Rain & Hail denied the claim, saying it was not submitted in a timely manner. An arbitrator upheld the denial of the claim.  

JJF then sued Altman saying it violated the Texas Deceptive Trade Practices Act by not submitting the claim in time. 

A trial court sent the case to arbitration, but JJF argued that there was no arbitration agreement between the parties.

After the arbitrator ruled in favor of Altman, the trial court made the final decision accordingly.

JJF asked the Texas Supreme Court to get involved in the dispute, saying the lower appellate court's ruling “compelled arbitration between litigants who had no arbitration agreement.”

“By its ruling, the Amarillo court has created a new road block in the path to resolution which drastically alters a party’s right to have its disputes adjudicated in court,” JJF said in its petition for review filed on Feb. 27, 2017. “Without clarification of the distinction between compelling those who are signatories to arbitration agreements and those who are not, arbitrability of a dispute will become the only means of resolution with no fork in the path leading to the courthouse.”

In October 2016, the appellate court said JFF had agreed that an arbitrator would decide whether the conflict would be arbitrated. 

“The arbitrator did not exceed his authority by resolving that question contrary to JJF's position,” the Court of Appeals of Texas, Amarillo said in its decision. 

Altman made its argument, saying Federal Crop Insurance Contracts, such as the one with JJF, are different than other contracts. Altman said “laws apply differently to FCIC situations.”

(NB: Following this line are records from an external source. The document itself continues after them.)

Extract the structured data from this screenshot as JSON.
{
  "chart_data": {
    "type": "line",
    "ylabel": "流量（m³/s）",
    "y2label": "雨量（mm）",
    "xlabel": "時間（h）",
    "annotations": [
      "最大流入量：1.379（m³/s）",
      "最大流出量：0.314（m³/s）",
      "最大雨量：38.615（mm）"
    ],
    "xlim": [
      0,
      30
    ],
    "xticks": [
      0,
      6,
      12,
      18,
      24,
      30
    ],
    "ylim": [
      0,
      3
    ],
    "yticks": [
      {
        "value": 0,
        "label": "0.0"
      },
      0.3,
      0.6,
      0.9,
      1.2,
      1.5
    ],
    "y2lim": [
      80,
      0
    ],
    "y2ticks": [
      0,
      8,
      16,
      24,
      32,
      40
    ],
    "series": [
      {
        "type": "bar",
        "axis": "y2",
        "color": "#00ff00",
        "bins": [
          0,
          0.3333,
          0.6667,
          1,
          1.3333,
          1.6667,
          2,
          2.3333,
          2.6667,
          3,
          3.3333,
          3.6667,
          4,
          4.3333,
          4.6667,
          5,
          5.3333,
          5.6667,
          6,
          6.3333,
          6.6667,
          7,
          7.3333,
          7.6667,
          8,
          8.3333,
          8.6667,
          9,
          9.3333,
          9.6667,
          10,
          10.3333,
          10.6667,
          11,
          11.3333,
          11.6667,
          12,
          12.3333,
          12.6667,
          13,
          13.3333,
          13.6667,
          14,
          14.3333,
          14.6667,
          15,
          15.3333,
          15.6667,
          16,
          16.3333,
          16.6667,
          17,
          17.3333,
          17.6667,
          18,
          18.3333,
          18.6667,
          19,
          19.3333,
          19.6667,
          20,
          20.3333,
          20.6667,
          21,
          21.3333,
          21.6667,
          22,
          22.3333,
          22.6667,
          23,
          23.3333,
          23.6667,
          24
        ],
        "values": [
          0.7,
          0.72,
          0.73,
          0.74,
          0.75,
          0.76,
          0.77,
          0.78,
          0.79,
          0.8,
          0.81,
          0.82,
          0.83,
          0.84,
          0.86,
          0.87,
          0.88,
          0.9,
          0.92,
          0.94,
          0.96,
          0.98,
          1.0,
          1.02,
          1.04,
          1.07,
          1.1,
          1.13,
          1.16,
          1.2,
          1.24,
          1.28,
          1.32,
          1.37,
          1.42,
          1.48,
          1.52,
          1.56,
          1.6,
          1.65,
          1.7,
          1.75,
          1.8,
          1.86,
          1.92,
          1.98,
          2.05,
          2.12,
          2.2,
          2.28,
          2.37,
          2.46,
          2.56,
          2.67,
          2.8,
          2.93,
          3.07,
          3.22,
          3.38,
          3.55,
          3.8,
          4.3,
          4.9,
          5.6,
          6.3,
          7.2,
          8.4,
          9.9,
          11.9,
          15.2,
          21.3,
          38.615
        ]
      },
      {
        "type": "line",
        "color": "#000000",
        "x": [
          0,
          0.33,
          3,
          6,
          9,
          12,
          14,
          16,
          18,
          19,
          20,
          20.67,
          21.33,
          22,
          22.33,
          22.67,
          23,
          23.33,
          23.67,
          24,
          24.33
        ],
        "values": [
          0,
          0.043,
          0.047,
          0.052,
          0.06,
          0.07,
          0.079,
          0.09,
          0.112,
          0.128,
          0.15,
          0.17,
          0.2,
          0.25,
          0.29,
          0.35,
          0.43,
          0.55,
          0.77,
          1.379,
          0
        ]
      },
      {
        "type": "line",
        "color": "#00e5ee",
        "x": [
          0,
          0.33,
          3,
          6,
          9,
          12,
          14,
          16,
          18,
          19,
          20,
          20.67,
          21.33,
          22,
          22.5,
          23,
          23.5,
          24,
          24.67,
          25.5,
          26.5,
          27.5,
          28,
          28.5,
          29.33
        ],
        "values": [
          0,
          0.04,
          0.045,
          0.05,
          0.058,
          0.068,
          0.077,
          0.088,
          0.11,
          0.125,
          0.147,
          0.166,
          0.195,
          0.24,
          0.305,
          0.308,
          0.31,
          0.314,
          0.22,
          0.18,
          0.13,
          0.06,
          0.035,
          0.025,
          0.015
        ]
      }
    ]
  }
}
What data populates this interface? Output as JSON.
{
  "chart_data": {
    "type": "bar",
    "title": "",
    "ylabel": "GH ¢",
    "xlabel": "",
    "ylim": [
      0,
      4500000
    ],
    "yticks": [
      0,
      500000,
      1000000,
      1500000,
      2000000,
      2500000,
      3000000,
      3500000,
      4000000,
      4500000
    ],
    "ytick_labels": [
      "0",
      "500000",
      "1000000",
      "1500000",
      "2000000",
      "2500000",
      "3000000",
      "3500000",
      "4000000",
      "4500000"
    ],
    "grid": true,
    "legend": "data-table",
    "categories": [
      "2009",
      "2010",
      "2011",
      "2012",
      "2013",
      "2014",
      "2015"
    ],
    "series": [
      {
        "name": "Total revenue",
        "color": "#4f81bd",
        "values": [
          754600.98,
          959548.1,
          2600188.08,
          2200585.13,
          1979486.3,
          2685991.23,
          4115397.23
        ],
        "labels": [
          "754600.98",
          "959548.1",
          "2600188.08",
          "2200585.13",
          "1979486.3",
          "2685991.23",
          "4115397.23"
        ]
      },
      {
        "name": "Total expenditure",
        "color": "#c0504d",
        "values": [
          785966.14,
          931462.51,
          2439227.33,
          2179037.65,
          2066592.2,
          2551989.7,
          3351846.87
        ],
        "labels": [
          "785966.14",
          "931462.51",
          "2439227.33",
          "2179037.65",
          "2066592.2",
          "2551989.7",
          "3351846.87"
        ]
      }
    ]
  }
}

“When this special scenario is joined with a producer trying to sue an agent, the laws of arbitration, contract and the FCIC collide into a unique scenario that the trial and appellate courts and arbitrator correctly handled,” Altman said in the response to petition for review filed on July 24, 2017. “The claims asserted by JJF are within the scope of the arbitration clause because they involve factual determinations as set forth within the policy.”

The policy has a section that's titled Mediation, Arbitration, Appeal, Reconsideration and Administrative and Judicial Review.

The section describes how different types of disputes between the parties can be resolved.

In the respondents brief on the merits filed on Dec. 12, 2017, the court cited the policy which says "If (the insured) and (the insurer) fail to agree on any determination made by the insurer except those specified in Section 20(d), the disagreement may be resolved through mediation."

If the resolution can't be reached through mediation or the parties don't agree to mediation, the policy says the disagreement must be solved through arbitration. 

The Supreme Court set oral arguments in the case for March 20.